Ao final do texto, Roquentin, escuta
repetidas vezes uma canção norte-americana, na qual uma voz de negra canta um
estribilho Some
of these days; you´ll miss me honey [Um dia desses você vai me perder,
querido(a)] e se põe a refletir sobre o milagre que produziu a canção, sobre o autor
norte-americano que a compusera, e que ele visualiza gordo e suarento diante do
piano em seu esforço criativo, e se pergunta: “E por que não eu? Por que era
preciso exatamente aquele bezerro gordo, cheio de cerveja imunda e de álcool,
para que esse milagre se produzisse?”. Roquentin se dá conta de que é a
primeira vez em anos que um homem lhe parece comovente, e que gostaria de saber
alguma coisa sobre esse sujeito. Ao escutar pela última vez a canção, antes de
deixar definitivamente Bouville, escreve: “A negra canta. Então pode-se
justificar sua existência?” Só um pouquinho?” (p.221). Abre-se para ele uma
possibilidade até então impensada. Poderia tentar, não através da música, não
tinha jeito para isso. Seria um livro, a única coisa que ele sabia fazer. Uma
história. “Seria preciso que fosse bela e dura como aço e que fizesse com que
as pessoas se envergonhassem de sua existência” (p.220).
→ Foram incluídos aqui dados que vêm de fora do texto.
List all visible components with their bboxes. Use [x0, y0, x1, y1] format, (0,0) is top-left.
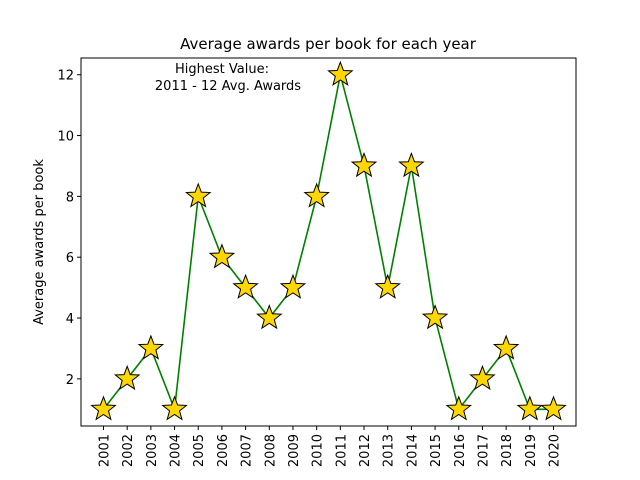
- star-marker: [113, 364, 141, 391]
- x-tick-label: 2018: [500, 434, 515, 467]
- x-tick-label: 2004: [169, 434, 184, 467]
- plot-frame: [80, 57, 577, 427]
- star-marker: [445, 395, 473, 421]
- x-tick-label: 2002: [121, 434, 136, 467]
- x-tick-label: 2011: [334, 434, 349, 467]
- star-marker: [516, 395, 544, 421]
- x-tick-label: 2012: [358, 434, 373, 467]
- star-marker: [398, 152, 425, 178]
- x-tick-label: 2009: [287, 434, 302, 467]
- x-tick-label: 2008: [263, 434, 278, 467]
- star-marker: [421, 304, 449, 330]
- chart-title: Average awards per book for each year: [180, 35, 477, 53]
- x-tick-label: 2020: [548, 434, 563, 467]
- star-marker: [540, 395, 567, 421]
- x-tick-label: 2016: [453, 434, 468, 467]
- x-tick-label: 2019: [524, 434, 539, 467]
- star-marker: [492, 334, 520, 360]
- x-tick-label: 2005: [192, 434, 207, 467]
- star-marker: [232, 273, 259, 299]
- x-tick-label: 2013: [382, 434, 397, 467]
- y-tick-label: 6: [66, 251, 74, 266]
- y-tick-label: 10: [57, 130, 74, 145]
- star-marker: [184, 182, 212, 208]
- annotation: Highest Value:: [175, 62, 269, 77]
- x-tick-label: 2017: [476, 434, 491, 467]
- star-marker: [161, 395, 188, 421]
- star-marker: [374, 273, 401, 299]
- y-tick-label: 12: [57, 69, 74, 84]
- x-tick-label: 2014: [405, 434, 420, 467]
- star-marker: [327, 60, 354, 86]
- star-marker: [303, 182, 330, 208]
- star-marker: [279, 273, 307, 299]
- y-tick-label: 2: [66, 373, 74, 388]
- x-tick-label: 2007: [240, 434, 255, 467]
- star-marker: [90, 395, 117, 421]
- x-tick-label: 2015: [429, 434, 444, 467]
- star-marker: [350, 152, 378, 178]
- y-tick-label: 8: [66, 190, 74, 205]
- x-tick-label: 2010: [311, 434, 326, 467]
- annotation: 2011 - 12 Avg. Awards: [155, 79, 301, 94]
- x-tick-label: 2003: [145, 434, 160, 467]
- star-marker: [256, 304, 283, 330]
- star-marker: [469, 364, 496, 391]
- y-axis-label: Average awards per book: [32, 159, 47, 325]
- line: [102, 74, 554, 412]
- star-marker: [208, 243, 236, 269]
- y-tick-label: 4: [66, 312, 74, 327]
- x-tick-label: 2001: [98, 434, 113, 467]
- star-marker: [137, 334, 165, 360]
- x-tick-label: 2006: [216, 434, 231, 467]
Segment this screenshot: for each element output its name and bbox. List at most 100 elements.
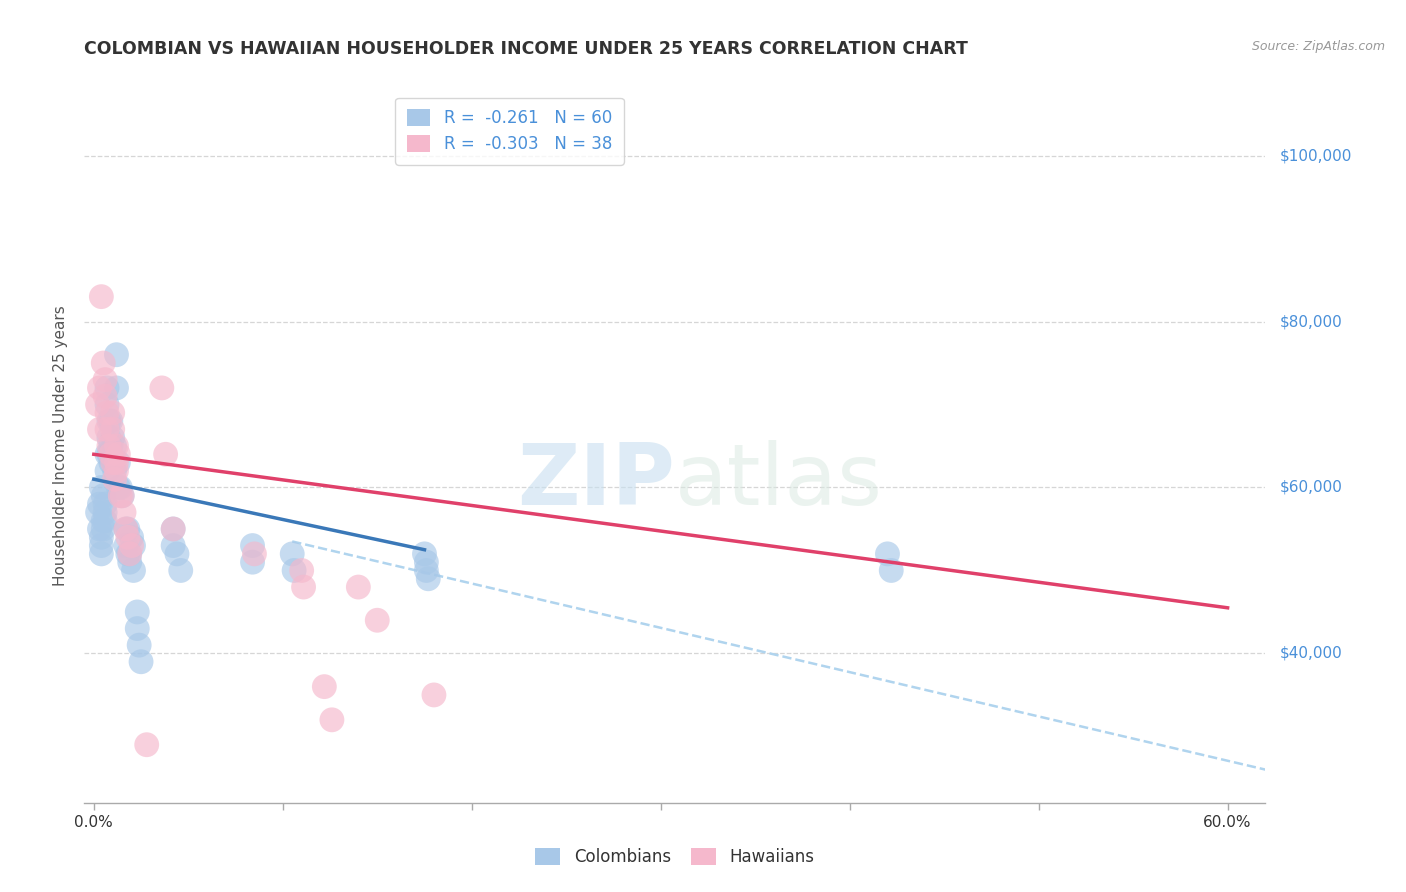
Text: $80,000: $80,000: [1279, 314, 1343, 329]
Point: [111, 489, 134, 503]
Point: [314, 680, 336, 694]
Point: [423, 688, 446, 702]
Point: [100, 439, 122, 453]
Point: [876, 547, 898, 561]
Text: COLOMBIAN VS HAWAIIAN HOUSEHOLDER INCOME UNDER 25 YEARS CORRELATION CHART: COLOMBIAN VS HAWAIIAN HOUSEHOLDER INCOME…: [84, 40, 969, 58]
Point: [90, 539, 112, 553]
Legend: Colombians, Hawaiians: Colombians, Hawaiians: [529, 841, 821, 873]
Point: [100, 447, 122, 461]
Point: [97, 439, 120, 453]
Point: [118, 555, 141, 569]
Y-axis label: Householder Income Under 25 years: Householder Income Under 25 years: [53, 306, 69, 586]
Point: [104, 464, 127, 478]
Point: [94, 497, 117, 511]
Text: Source: ZipAtlas.com: Source: ZipAtlas.com: [1251, 40, 1385, 54]
Point: [117, 522, 139, 536]
Point: [122, 564, 145, 578]
Point: [118, 547, 141, 561]
Point: [415, 555, 437, 569]
Point: [243, 547, 266, 561]
Point: [101, 431, 124, 445]
Point: [91, 356, 114, 370]
Point: [166, 547, 188, 561]
Point: [129, 655, 152, 669]
Point: [89, 381, 111, 395]
Point: [281, 547, 304, 561]
Point: [96, 464, 118, 478]
Point: [105, 456, 128, 470]
Point: [117, 530, 139, 544]
Point: [90, 290, 112, 304]
Point: [366, 613, 388, 627]
Point: [121, 539, 143, 553]
Point: [418, 572, 440, 586]
Point: [283, 564, 305, 578]
Point: [150, 381, 173, 395]
Point: [104, 472, 127, 486]
Point: [91, 514, 114, 528]
Point: [91, 522, 114, 536]
Point: [118, 547, 141, 561]
Point: [107, 447, 129, 461]
Point: [292, 580, 315, 594]
Point: [101, 456, 124, 470]
Text: $100,000: $100,000: [1279, 148, 1351, 163]
Point: [89, 422, 111, 436]
Point: [112, 505, 135, 519]
Point: [105, 381, 128, 395]
Point: [94, 514, 117, 528]
Point: [97, 447, 120, 461]
Point: [89, 497, 111, 511]
Point: [242, 555, 264, 569]
Point: [101, 406, 124, 420]
Point: [97, 431, 120, 445]
Point: [115, 539, 138, 553]
Point: [107, 481, 129, 495]
Point: [94, 505, 117, 519]
Text: ZIP: ZIP: [517, 440, 675, 524]
Point: [97, 414, 120, 428]
Point: [121, 530, 143, 544]
Point: [105, 464, 128, 478]
Point: [94, 373, 117, 387]
Point: [115, 522, 138, 536]
Point: [162, 539, 184, 553]
Point: [413, 547, 436, 561]
Point: [96, 381, 118, 395]
Point: [104, 439, 127, 453]
Point: [105, 348, 128, 362]
Point: [100, 456, 122, 470]
Point: [135, 738, 157, 752]
Point: [162, 522, 184, 536]
Point: [880, 564, 903, 578]
Point: [321, 713, 343, 727]
Point: [94, 389, 117, 403]
Point: [96, 397, 118, 411]
Point: [90, 547, 112, 561]
Point: [110, 481, 132, 495]
Point: [100, 414, 122, 428]
Point: [110, 489, 132, 503]
Point: [90, 530, 112, 544]
Point: [96, 447, 118, 461]
Point: [127, 622, 149, 636]
Point: [415, 564, 437, 578]
Point: [105, 439, 128, 453]
Point: [96, 406, 118, 420]
Point: [89, 522, 111, 536]
Text: atlas: atlas: [675, 440, 883, 524]
Point: [91, 489, 114, 503]
Point: [101, 456, 124, 470]
Point: [101, 422, 124, 436]
Text: $40,000: $40,000: [1279, 646, 1343, 661]
Point: [107, 456, 129, 470]
Point: [115, 522, 138, 536]
Point: [155, 447, 177, 461]
Point: [128, 638, 150, 652]
Point: [122, 539, 145, 553]
Point: [291, 564, 314, 578]
Point: [111, 489, 134, 503]
Point: [170, 564, 193, 578]
Text: $60,000: $60,000: [1279, 480, 1343, 495]
Point: [117, 547, 139, 561]
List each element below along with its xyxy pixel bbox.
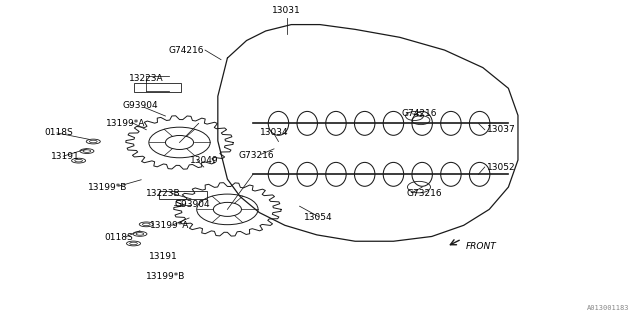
Text: 13191: 13191 xyxy=(149,252,178,261)
Text: 0118S: 0118S xyxy=(104,233,133,242)
Text: 13052: 13052 xyxy=(487,163,516,172)
Text: 13031: 13031 xyxy=(273,6,301,15)
Text: 13054: 13054 xyxy=(305,213,333,222)
Text: 13223A: 13223A xyxy=(129,74,164,83)
Text: A013001183: A013001183 xyxy=(588,305,630,311)
Text: 0118S: 0118S xyxy=(44,128,73,137)
Text: 13223B: 13223B xyxy=(146,189,181,198)
Text: G73216: G73216 xyxy=(238,151,274,160)
Text: G74216: G74216 xyxy=(168,45,204,55)
Text: 13037: 13037 xyxy=(487,125,516,134)
Text: 13199*B: 13199*B xyxy=(88,183,127,192)
Text: 13191: 13191 xyxy=(51,152,79,161)
Text: G93904: G93904 xyxy=(175,200,210,209)
Text: 13049: 13049 xyxy=(189,156,218,165)
Text: 13199*A: 13199*A xyxy=(106,119,145,128)
Text: 13199*A: 13199*A xyxy=(150,221,189,230)
Text: FRONT: FRONT xyxy=(466,242,497,251)
Text: G73216: G73216 xyxy=(406,189,442,198)
Text: 13034: 13034 xyxy=(260,128,289,137)
Text: 13199*B: 13199*B xyxy=(146,272,185,281)
Text: G93904: G93904 xyxy=(122,101,157,110)
Text: G74216: G74216 xyxy=(402,109,437,118)
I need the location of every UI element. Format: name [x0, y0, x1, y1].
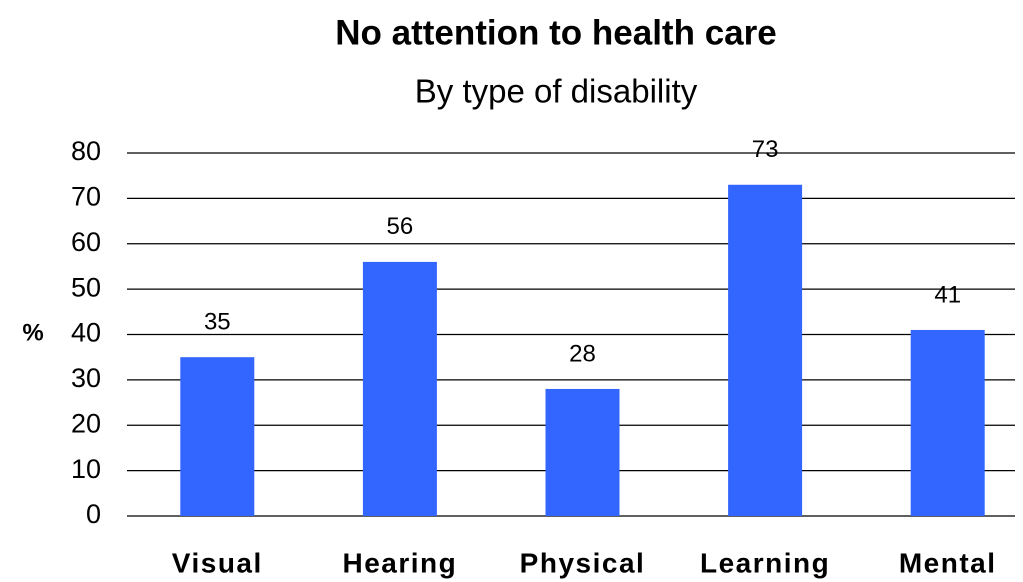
y-tick-label: 80 [71, 136, 101, 166]
chart-subtitle: By type of disability [415, 73, 698, 110]
data-label: 56 [387, 213, 414, 240]
bar [180, 357, 255, 516]
x-tick-label: Mental [899, 547, 997, 578]
y-tick-label: 10 [71, 454, 101, 484]
y-tick-label: 0 [86, 499, 101, 529]
x-tick-label: Visual [172, 547, 263, 578]
y-tick-label: 20 [71, 408, 101, 438]
y-axis-label: % [22, 319, 43, 346]
bar [910, 329, 985, 516]
bar [545, 388, 620, 516]
y-tick-label: 30 [71, 363, 101, 393]
x-tick-label: Hearing [343, 547, 458, 578]
y-tick-label: 50 [71, 272, 101, 302]
data-label: 35 [204, 309, 231, 336]
bar [362, 261, 437, 516]
y-tick-label: 60 [71, 227, 101, 257]
y-tick-label: 40 [71, 318, 101, 348]
x-tick-label: Learning [700, 547, 830, 578]
chart-title: No attention to health care [335, 13, 776, 52]
data-label: 73 [752, 136, 779, 163]
y-tick-label: 70 [71, 182, 101, 212]
data-label: 28 [569, 340, 596, 367]
data-label: 41 [934, 281, 961, 308]
bar [728, 184, 803, 516]
x-tick-label: Physical [520, 547, 646, 578]
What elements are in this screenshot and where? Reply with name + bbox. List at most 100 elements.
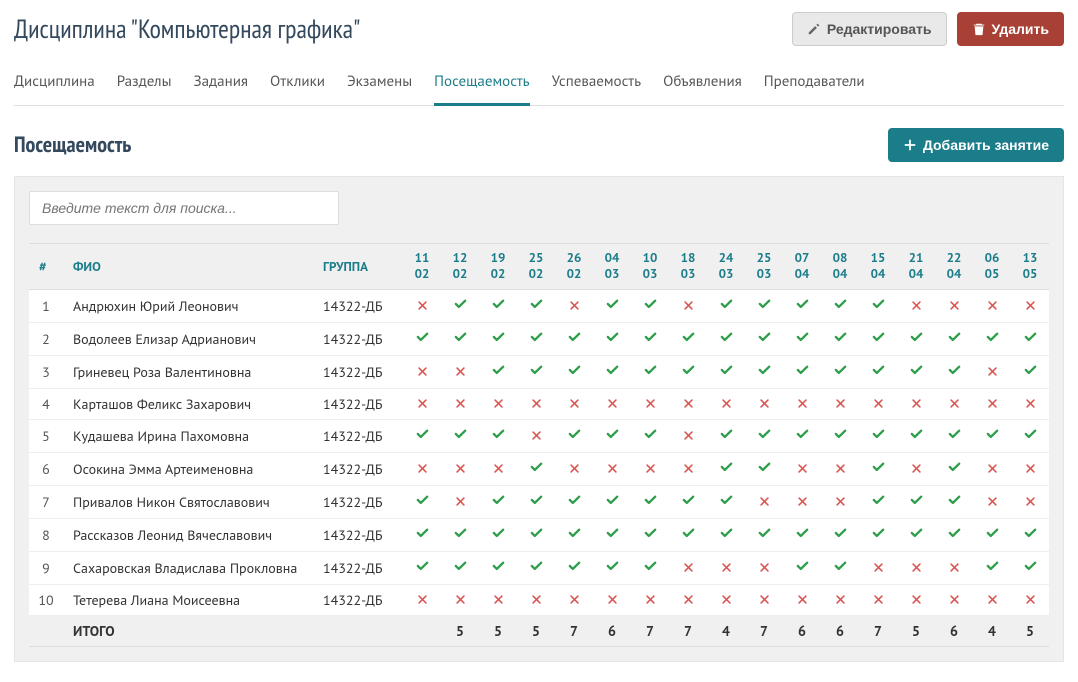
- col-date-13-05[interactable]: 1305: [1011, 244, 1049, 290]
- attendance-cell[interactable]: [1011, 388, 1049, 419]
- attendance-cell[interactable]: [669, 584, 707, 615]
- attendance-cell[interactable]: [593, 485, 631, 518]
- col-date-26-02[interactable]: 2602: [555, 244, 593, 290]
- attendance-cell[interactable]: [821, 584, 859, 615]
- attendance-cell[interactable]: [669, 322, 707, 355]
- attendance-cell[interactable]: [707, 322, 745, 355]
- attendance-cell[interactable]: [935, 584, 973, 615]
- attendance-cell[interactable]: [631, 289, 669, 322]
- attendance-cell[interactable]: [593, 551, 631, 584]
- attendance-cell[interactable]: [631, 452, 669, 485]
- attendance-cell[interactable]: [783, 584, 821, 615]
- attendance-cell[interactable]: [1011, 419, 1049, 452]
- col-date-25-03[interactable]: 2503: [745, 244, 783, 290]
- attendance-cell[interactable]: [745, 485, 783, 518]
- attendance-cell[interactable]: [593, 584, 631, 615]
- tab-Дисциплина[interactable]: Дисциплина: [14, 64, 95, 106]
- attendance-cell[interactable]: [935, 485, 973, 518]
- attendance-cell[interactable]: [555, 355, 593, 388]
- attendance-cell[interactable]: [859, 551, 897, 584]
- attendance-cell[interactable]: [859, 584, 897, 615]
- col-date-24-03[interactable]: 2403: [707, 244, 745, 290]
- attendance-cell[interactable]: [669, 355, 707, 388]
- attendance-cell[interactable]: [441, 388, 479, 419]
- attendance-cell[interactable]: [973, 452, 1011, 485]
- attendance-cell[interactable]: [555, 419, 593, 452]
- attendance-cell[interactable]: [783, 485, 821, 518]
- attendance-cell[interactable]: [783, 355, 821, 388]
- attendance-cell[interactable]: [631, 388, 669, 419]
- attendance-cell[interactable]: [859, 355, 897, 388]
- col-date-25-02[interactable]: 2502: [517, 244, 555, 290]
- attendance-cell[interactable]: [593, 355, 631, 388]
- attendance-cell[interactable]: [1011, 322, 1049, 355]
- attendance-cell[interactable]: [859, 485, 897, 518]
- add-lesson-button[interactable]: Добавить занятие: [888, 128, 1064, 162]
- col-date-15-04[interactable]: 1504: [859, 244, 897, 290]
- attendance-cell[interactable]: [707, 518, 745, 551]
- col-name[interactable]: ФИО: [63, 244, 319, 290]
- attendance-cell[interactable]: [821, 322, 859, 355]
- attendance-cell[interactable]: [593, 419, 631, 452]
- attendance-cell[interactable]: [935, 419, 973, 452]
- attendance-cell[interactable]: [517, 584, 555, 615]
- attendance-cell[interactable]: [441, 452, 479, 485]
- attendance-cell[interactable]: [783, 452, 821, 485]
- attendance-cell[interactable]: [517, 419, 555, 452]
- attendance-cell[interactable]: [707, 289, 745, 322]
- attendance-cell[interactable]: [555, 518, 593, 551]
- attendance-cell[interactable]: [517, 388, 555, 419]
- attendance-cell[interactable]: [935, 518, 973, 551]
- attendance-cell[interactable]: [973, 289, 1011, 322]
- attendance-cell[interactable]: [783, 551, 821, 584]
- attendance-cell[interactable]: [897, 584, 935, 615]
- attendance-cell[interactable]: [1011, 551, 1049, 584]
- attendance-cell[interactable]: [669, 551, 707, 584]
- attendance-cell[interactable]: [517, 289, 555, 322]
- col-date-06-05[interactable]: 0605: [973, 244, 1011, 290]
- attendance-cell[interactable]: [555, 289, 593, 322]
- tab-Успеваемость[interactable]: Успеваемость: [552, 64, 641, 106]
- attendance-cell[interactable]: [935, 289, 973, 322]
- attendance-cell[interactable]: [403, 584, 441, 615]
- attendance-cell[interactable]: [859, 419, 897, 452]
- attendance-cell[interactable]: [631, 485, 669, 518]
- attendance-cell[interactable]: [821, 388, 859, 419]
- attendance-cell[interactable]: [783, 518, 821, 551]
- attendance-cell[interactable]: [593, 322, 631, 355]
- attendance-cell[interactable]: [973, 584, 1011, 615]
- attendance-cell[interactable]: [821, 551, 859, 584]
- attendance-cell[interactable]: [631, 518, 669, 551]
- tab-Посещаемость[interactable]: Посещаемость: [434, 64, 530, 106]
- attendance-cell[interactable]: [745, 355, 783, 388]
- attendance-cell[interactable]: [479, 419, 517, 452]
- attendance-cell[interactable]: [441, 289, 479, 322]
- attendance-cell[interactable]: [707, 551, 745, 584]
- attendance-cell[interactable]: [821, 355, 859, 388]
- attendance-cell[interactable]: [973, 355, 1011, 388]
- attendance-cell[interactable]: [783, 322, 821, 355]
- attendance-cell[interactable]: [631, 355, 669, 388]
- attendance-cell[interactable]: [441, 355, 479, 388]
- attendance-cell[interactable]: [897, 452, 935, 485]
- search-input[interactable]: [29, 191, 339, 225]
- attendance-cell[interactable]: [821, 289, 859, 322]
- attendance-cell[interactable]: [517, 518, 555, 551]
- attendance-cell[interactable]: [479, 551, 517, 584]
- attendance-cell[interactable]: [593, 452, 631, 485]
- tab-Объявления[interactable]: Объявления: [663, 64, 742, 106]
- col-date-22-04[interactable]: 2204: [935, 244, 973, 290]
- attendance-cell[interactable]: [745, 551, 783, 584]
- attendance-cell[interactable]: [403, 452, 441, 485]
- col-date-04-03[interactable]: 0403: [593, 244, 631, 290]
- col-date-18-03[interactable]: 1803: [669, 244, 707, 290]
- attendance-cell[interactable]: [441, 584, 479, 615]
- attendance-cell[interactable]: [897, 485, 935, 518]
- attendance-cell[interactable]: [555, 388, 593, 419]
- attendance-cell[interactable]: [479, 584, 517, 615]
- attendance-cell[interactable]: [707, 485, 745, 518]
- attendance-cell[interactable]: [745, 289, 783, 322]
- attendance-cell[interactable]: [403, 551, 441, 584]
- attendance-cell[interactable]: [555, 551, 593, 584]
- attendance-cell[interactable]: [403, 485, 441, 518]
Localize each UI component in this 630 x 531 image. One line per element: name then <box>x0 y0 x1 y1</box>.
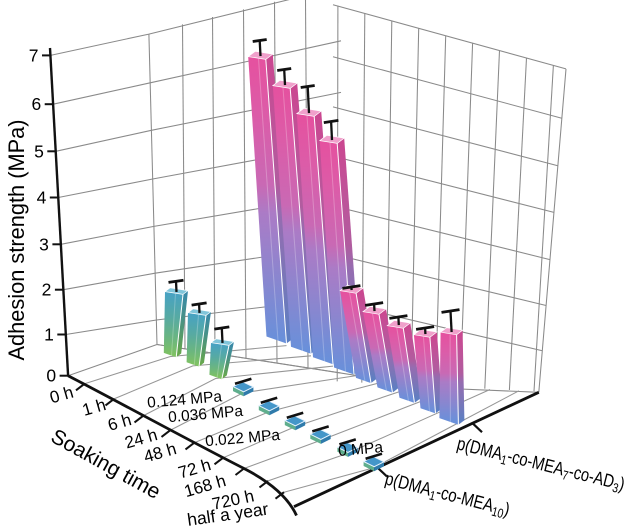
svg-text:1: 1 <box>44 325 54 345</box>
svg-text:5: 5 <box>34 141 44 161</box>
svg-text:0.036 MPa: 0.036 MPa <box>168 403 245 427</box>
svg-text:0.022 MPa: 0.022 MPa <box>205 427 282 451</box>
svg-text:6: 6 <box>31 94 41 114</box>
svg-text:0.124 MPa: 0.124 MPa <box>147 388 224 412</box>
svg-text:0: 0 <box>46 366 56 386</box>
svg-text:Adhesion strength (MPa): Adhesion strength (MPa) <box>4 119 29 360</box>
svg-text:2: 2 <box>42 280 52 300</box>
svg-text:3: 3 <box>39 234 49 254</box>
svg-text:4: 4 <box>37 188 47 208</box>
svg-text:7: 7 <box>29 45 39 65</box>
svg-text:0 MPa: 0 MPa <box>338 439 384 460</box>
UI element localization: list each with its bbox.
O livro “A Náusea” foi originalmente
publicado em 1938. A possibilidade impensada concretizou-se, a existência do
escritor teria então sido justificada “só um pouquinho?” Em 1964 o Prêmio Nobel
de Literatura foi outorgado a Sartre, que o recusou, sob o argumento de que um
escritor deve permanecer independente das instituições que concedem tais
prêmios.
Nota: Sartre era um apaixonado pelo
Jazz, pela música negra norte-americana, tendo conhecido alguns dos maiores ícones
do gênero, como o saxofonista Charlie Parker e o trompetista norte-americano Miles
Davis, que passou uns tempos em Paris, tendo convivido com o círculo de pessoas
que gravitavam em torno do filósofo. Davis teve inclusive um caso com uma das
frequentadoras daquele círculo, Juliette Greco, conhecida como “A Musa do
Existencialismo”. Por fim, “Some of these
days; you´ll miss me honey”, que dá um sentido, ainda que provisório ao
personagem, é uma canção triste, melancólica, e que foi gravada por grandes
intérpretes da música norte-americana, como Ella Fitzgerald, Bing Crosby e
Bobby Darin. Especula-se que a versão que marcou Sartre foi a da cantora Sophie
Tucker.
José Antonio de Carvalho e Silva
Set/2018
Como sempre um ensaio impecável. Seu passeio pela obra de Sartre nos oferece uma excelente oportunidade de reflexão. Gostei muito.
ResponderExcluirNuma síntese didática e objetiva,você consegue passar com clareza as idéias complexas de Sartre sobre a angústia . Faz parecer simples a visão deste filósofo sobre este tema .A tarefa não é fácil .Parabéns !
ResponderExcluirDiz-se que Sartre escrevia romances e peças teatrais para facilitar o entendimento de seus complexos conceitos expostos em textos filosóficos. Foi o que ele fez em relação à angústia, vivenciada pelo personagem de "A náusea".